Ich kann tief trau­rig wer­den dar­über! Du!!! Aber es geht ja nicht anders!! Es muß sich alle Freu­de und Dank­bar­keit und Lie­be und Selig­keit nur in Wor­ten kund tun – im Brie­fe!

Und ich will nur nicht undank­bar sein! Ist es denn nicht eine gro­ße Freu­de für mich, zu wis­sen: du sagst ihm alles was Dich bewegt, darfst alles dir von der See­le schrei­ben und die treu­en Boten sie gehen sooo weit hin zu ‚ihm‘ und berich­ten ihm getreu­lich was dich bedrängt! Ach ja, das ist ein gro­ßes Glück, daß es einen Weg immer noch gibt, der die Ver­bin­dung zwi­schen uns auf­recht erhält. Wie furcht­bar sind doch schon allein ein paar Wochen Post­sper­re zu ertra­gen!! Zu den­ken; Du und ich für Mona­te von­ein­an­der getrennt und kei­ne Ver­bin­dung! Schreck­lich! Undenk­bar!

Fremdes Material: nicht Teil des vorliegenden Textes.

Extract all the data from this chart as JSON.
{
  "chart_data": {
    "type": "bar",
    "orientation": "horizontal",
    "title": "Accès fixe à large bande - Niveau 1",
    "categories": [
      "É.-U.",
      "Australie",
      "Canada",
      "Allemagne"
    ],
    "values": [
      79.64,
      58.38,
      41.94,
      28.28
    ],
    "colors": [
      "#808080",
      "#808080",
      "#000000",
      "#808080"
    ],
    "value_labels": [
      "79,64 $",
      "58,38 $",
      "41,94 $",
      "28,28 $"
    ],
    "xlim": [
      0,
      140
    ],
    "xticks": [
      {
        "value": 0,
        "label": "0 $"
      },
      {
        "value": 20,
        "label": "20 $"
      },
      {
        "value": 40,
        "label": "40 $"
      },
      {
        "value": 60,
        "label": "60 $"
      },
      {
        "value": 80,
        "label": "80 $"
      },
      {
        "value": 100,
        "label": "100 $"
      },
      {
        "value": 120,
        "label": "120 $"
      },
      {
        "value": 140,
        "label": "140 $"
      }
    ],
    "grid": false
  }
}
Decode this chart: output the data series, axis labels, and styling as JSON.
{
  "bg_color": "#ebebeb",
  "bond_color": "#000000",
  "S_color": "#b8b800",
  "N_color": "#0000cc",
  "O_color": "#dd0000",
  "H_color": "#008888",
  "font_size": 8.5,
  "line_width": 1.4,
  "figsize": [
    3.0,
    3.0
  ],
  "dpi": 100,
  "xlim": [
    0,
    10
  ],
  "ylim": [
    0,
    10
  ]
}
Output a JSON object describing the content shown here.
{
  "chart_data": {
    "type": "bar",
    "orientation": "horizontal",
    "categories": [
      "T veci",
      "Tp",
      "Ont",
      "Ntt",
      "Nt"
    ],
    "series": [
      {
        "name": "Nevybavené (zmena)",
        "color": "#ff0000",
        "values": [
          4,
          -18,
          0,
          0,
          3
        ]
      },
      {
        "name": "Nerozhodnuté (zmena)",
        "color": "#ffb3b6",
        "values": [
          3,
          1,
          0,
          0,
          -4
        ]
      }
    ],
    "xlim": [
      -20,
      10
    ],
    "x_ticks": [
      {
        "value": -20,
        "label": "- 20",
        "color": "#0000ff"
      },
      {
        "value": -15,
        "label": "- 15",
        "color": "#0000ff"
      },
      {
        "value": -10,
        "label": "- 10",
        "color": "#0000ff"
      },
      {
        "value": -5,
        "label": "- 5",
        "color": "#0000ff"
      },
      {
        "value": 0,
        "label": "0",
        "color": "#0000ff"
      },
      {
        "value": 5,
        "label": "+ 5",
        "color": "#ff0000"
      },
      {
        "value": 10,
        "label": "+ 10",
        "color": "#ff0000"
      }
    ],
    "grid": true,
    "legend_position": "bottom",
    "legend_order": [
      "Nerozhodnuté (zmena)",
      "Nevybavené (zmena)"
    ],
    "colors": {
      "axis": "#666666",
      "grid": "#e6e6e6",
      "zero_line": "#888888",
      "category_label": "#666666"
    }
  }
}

Oh Du!! Ich will nicht kla­gen, daß ich nicht genug Dich mei­ner Lie­be und Dank­bar­keit ver­si­chern kann durch die Brie­fe! Es wäre undank­bar! Gelieb­ter! Du ver­stehst mich, Du!! Mein Herz! Und Du weißt, wie über­glück­lich Du Dei­ne [Hil­de] machen kannst mit Dei­ner Lie­be mit Dei­ner Anhäng­lich­keit, durch Dei­ne Treue, durch Dein Ver­trau­en! Ach mein Lieb, Du bist mir der Aller­al­ler­liebs­te auf Erden! Nur Dich mag ich! Nur Dich lie­be ich!! Sei Du auch soooo froh und selig mit mir!! Ich bin Dein – Du bist mein! Soviel Glück!!! Und wenn Du erst wie­derg­anz bei mir wei­len kannst! Welch köst­li­che Zeit bricht dann für uns bei­de an! Oh Du!!! Gelieb­ter!! Gelieb­ter!! Beschen­ken und dan­ken, ein­an­der selig erfül­len – ach – des Glück’s kein Ende! Du!!!

Wie ich Dich lie­be! Wie ich Dich innig lie­be[!] Mein [Roland]! Ich muß heu­te so glück­lich sein! Du bist sooo lieb zu mir gekom­men! Du erfüllst mich so ganz mit Dei­ner Lie­be und Treue! Oh Gelieb­ter! Las­se Dir dan­ken! Ich bin soooo [sic] selig-froh! Und düs­ter scheint der Him­mel, dro­hend, ein neu­es Kriegs­ge­wit­ter im Osten. Wir müs­sen stark sein und blei­ben und ganz zuver­sicht­lich – nach allem Grau­en war­tet unser Leben! Uns[e]re Zukunft. Sie soll unser Glück in die­sem Leben sein – wir wol­len leben, wir müs­sen leben! Du!! Wir sind unlös­bar mit­ein­an­der ver­bun­den!

Gott wird mit uns sein! Er schüt­ze und behü­te Dich mir! Du!! All mein Glück! Mein Leben! Ich bin Dein!!!!!

Dei­ne [Hil­de]! Du!! Ich küs­se Dich! Ich lie­be Dich!

Ich gehö­re Dir mit mei­nem gan­zen Her­zen! Du!!